Assim, Luke e Leia são furiosamente perseguidos por Darth Vader quando escapam da Estrela da Morte.
Aqui, o herói percebe a sua ‘falsa recompensa’. Se mente, é desmascarado. Se está em negação, é hora de
assumir de vez que ele tem ‘uma tarefa a cumprir’.
11. Ressurreição
Muitas vezes, este é um segundo momento de vida ou morte, quase uma repetição da morte e renascimento da
Provação. A morte e a escuridão fazem um ultimo esforço desesperado, antes de serem finalmente derrotadas. É
uma espécie de exame final do herói, que deve ser posto à prova, ainda uma vez, para ver se realmente aprendeu
as lições da Provação.
O herói se transforma, graças a esses momentos de morte e renascimento, e assim pode voltar à vida comum
como um novo ser, com um novo entendimento.

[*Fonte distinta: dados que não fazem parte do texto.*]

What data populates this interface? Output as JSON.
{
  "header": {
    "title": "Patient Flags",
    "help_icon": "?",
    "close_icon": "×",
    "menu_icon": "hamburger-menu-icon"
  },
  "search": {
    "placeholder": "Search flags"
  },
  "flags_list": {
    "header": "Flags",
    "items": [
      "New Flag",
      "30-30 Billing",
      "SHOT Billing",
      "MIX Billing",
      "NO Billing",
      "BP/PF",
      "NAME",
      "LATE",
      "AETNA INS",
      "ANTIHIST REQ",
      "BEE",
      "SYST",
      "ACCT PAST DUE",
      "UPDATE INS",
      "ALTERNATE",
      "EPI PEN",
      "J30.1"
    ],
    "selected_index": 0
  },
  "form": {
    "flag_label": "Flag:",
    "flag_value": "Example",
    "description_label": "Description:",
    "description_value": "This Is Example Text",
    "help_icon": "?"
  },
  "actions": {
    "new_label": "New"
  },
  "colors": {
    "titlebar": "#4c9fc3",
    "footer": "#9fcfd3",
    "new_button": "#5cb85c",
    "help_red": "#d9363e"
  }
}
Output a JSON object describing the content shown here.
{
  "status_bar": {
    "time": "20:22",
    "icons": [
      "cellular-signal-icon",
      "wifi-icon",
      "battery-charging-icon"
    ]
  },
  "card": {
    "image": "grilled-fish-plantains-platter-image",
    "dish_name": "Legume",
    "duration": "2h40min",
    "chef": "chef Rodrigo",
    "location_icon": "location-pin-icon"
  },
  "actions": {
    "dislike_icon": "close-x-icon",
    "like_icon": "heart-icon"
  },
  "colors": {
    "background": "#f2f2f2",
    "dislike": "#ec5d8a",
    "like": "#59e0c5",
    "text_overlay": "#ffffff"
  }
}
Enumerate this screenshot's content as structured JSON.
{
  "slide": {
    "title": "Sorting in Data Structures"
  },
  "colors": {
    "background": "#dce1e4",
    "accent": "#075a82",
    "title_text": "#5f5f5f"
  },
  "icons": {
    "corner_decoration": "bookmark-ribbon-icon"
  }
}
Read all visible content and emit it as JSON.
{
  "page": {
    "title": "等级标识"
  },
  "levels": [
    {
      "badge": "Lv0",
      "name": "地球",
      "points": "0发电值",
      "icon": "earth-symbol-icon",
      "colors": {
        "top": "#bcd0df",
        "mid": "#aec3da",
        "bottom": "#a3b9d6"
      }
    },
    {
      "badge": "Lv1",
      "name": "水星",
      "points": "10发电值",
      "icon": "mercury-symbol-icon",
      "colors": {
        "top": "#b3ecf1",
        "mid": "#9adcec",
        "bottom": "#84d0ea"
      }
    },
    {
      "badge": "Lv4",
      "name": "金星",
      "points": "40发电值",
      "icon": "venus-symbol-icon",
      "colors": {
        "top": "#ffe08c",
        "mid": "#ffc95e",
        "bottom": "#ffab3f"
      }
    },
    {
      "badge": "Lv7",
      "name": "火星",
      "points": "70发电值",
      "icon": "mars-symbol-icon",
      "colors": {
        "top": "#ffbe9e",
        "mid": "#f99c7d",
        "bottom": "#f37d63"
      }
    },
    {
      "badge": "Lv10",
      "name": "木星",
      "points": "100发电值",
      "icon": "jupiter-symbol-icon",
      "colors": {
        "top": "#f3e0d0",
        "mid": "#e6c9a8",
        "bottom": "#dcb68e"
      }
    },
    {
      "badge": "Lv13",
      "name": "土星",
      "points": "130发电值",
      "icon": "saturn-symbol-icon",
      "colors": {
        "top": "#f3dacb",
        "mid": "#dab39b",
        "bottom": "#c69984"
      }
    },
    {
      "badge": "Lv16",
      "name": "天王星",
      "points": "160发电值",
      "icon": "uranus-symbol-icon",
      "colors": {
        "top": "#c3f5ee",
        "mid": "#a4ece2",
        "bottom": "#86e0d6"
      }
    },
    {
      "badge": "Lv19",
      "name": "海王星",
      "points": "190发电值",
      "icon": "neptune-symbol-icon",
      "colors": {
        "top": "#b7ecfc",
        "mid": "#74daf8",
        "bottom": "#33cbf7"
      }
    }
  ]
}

Os filmes da série Guerra nas estrelas brincam o tempo todo com esse elemento. Os três filmes da serie mostram
uma cena final de batalha, em que Luke quase morre, parece estar morto por um momento, e depois sobrevive
miraculosamente. Cada nova provação lhe dá mais conhecimento e mais domínio da Forca. Sua experiência o
transforma em um novo ser.
12. Retorno com o Elixir
O herói retorna ao Mundo Comum, mas a jornada não tem sentido se ele não trouxer de volta um Elixir, tesouro ou
lição do Mundo Especial. Algumas vezes, o Elixir é o tesouro conquistado na busca, mas pode ser o amor, a
liberdade, a sabedoria, ou o conhecimento de que o Mundo Especial existe, mas se pode sobreviver a ele. Outras
vezes, o Elixir é apenas uma volta para casa, com uma boa história para contar.
Luke Skywalker derrota Darth Vader (por enquanto) e restaura a paz e a ordem na galáxia.
A não ser que conquiste alguma coisa na provação que enfrenta na Caverna Oculta, o herói está fadado a repetir a
aventura. Muitas comédias usam esse final, quando um personagem tolo se recusa a aprender sua lição e embarca
na mesma bobagem que o meteu em trapalhadas da outra vez.
Em resumo, então:
1. Os heróis são apresentados no MUNDO COMUM, onde
2. recebem um CHAMADO À AVENTURA.
3. Primeiro, ficam RELUTANTES OU RECUSAM O CHAMADO, mas
4. num Encontro com o MENTOR são encorajados a fazer a
5. TRAVESSIA DO PRIMEIRO LIMIAR e entrar no Mundo Especial, onde
6. encontram TESTES, ALIADOS E INIMIGOS.
7. Na APROXIMAÇÃO DA CAVERNA OCULTA, cruzam um Segundo Limiar,
8. onde enfrentam a PROVAÇÃO.
9. Ganham sua RECOMPENSA e
10. são perseguidos no CAMINHO DE VOLTA ao Mundo Comum. Aqui
respiram, tentando entender o que houve.
11. Cruzam então o Terceiro Limiar, experimentam uma RESSURREIÇÃO são
transformados pela experiência.
12. Chega então o momento do RETORNO COM O ELIXIR, a benção ou o
tesouro que beneficia o Mundo Comum.